Abstract

For a finite population, the prediction estimator associates a prediction for each population unit. Those predictions might come from a sample trained machine learning model (or just any model) or given in advance (as when using a register processed from administrative sources). We consider audit sampling (or simply auditing) inference of this prediction estimator: "wherever the goal of survey sampling is to produce a point estimate of some target parameter of a given finite population, auditing aims not to estimate the target parameter itself but some chosen error measure of any given estimator of the target parameter, which may be biased due to failure of the underlying model assumptions or other favourable conditions that are necessary" (Zhang, 2021).

The framework of inference is design-based given a finite population, from which the random sample is taken under a probability design, but the outcomes of interest and other values known separately from sampling are treated as fixed. Design-based auditing inference is valid regardless the models or algorithms underlying the estimator being assessed.
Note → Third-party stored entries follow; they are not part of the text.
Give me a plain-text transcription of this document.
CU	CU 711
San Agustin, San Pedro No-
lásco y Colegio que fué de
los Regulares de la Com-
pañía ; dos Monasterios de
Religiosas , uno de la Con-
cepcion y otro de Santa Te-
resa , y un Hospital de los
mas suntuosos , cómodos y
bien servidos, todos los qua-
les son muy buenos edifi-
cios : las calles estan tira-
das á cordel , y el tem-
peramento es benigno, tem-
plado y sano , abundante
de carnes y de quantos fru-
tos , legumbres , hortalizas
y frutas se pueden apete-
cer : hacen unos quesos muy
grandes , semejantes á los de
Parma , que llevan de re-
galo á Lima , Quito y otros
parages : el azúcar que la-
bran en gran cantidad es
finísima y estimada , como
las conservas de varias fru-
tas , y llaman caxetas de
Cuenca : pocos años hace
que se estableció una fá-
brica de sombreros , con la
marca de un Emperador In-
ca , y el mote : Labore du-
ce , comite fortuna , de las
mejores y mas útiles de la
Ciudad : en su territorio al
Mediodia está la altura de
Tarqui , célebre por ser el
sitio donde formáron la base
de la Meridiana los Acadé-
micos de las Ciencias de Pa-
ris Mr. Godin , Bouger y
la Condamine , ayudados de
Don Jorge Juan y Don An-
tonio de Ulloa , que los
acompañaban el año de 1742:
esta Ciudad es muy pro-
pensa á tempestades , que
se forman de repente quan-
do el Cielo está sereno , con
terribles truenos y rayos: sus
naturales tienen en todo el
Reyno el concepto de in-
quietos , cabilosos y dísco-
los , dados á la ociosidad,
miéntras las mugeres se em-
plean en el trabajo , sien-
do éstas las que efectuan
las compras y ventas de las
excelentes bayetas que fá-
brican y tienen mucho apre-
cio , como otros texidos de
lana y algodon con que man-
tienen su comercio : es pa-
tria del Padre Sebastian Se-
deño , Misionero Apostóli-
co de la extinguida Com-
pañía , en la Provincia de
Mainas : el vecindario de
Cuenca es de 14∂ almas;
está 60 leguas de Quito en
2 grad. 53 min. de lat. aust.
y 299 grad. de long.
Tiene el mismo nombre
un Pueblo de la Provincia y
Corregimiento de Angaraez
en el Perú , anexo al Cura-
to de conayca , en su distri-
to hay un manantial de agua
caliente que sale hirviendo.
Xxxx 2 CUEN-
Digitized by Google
For sample trained models, the auditing sample is also the training sample. This means that, in practice, we have to train the model with a subsample and do the auditing with the complementary sample. Note the analogy with cross-validation techniques. Rao-Blackwellization is used to recover efficiency losses due to reduced sample sizes. When predictions are given in advance, Rao-Blackwellization is also useful for auditing, whenever we introduce models for prediction errors.

We run several simulations with both synthetic and survey data, to show that auditing inference does provide useful (and meaningful) accuracy measures, even when models are badly specified.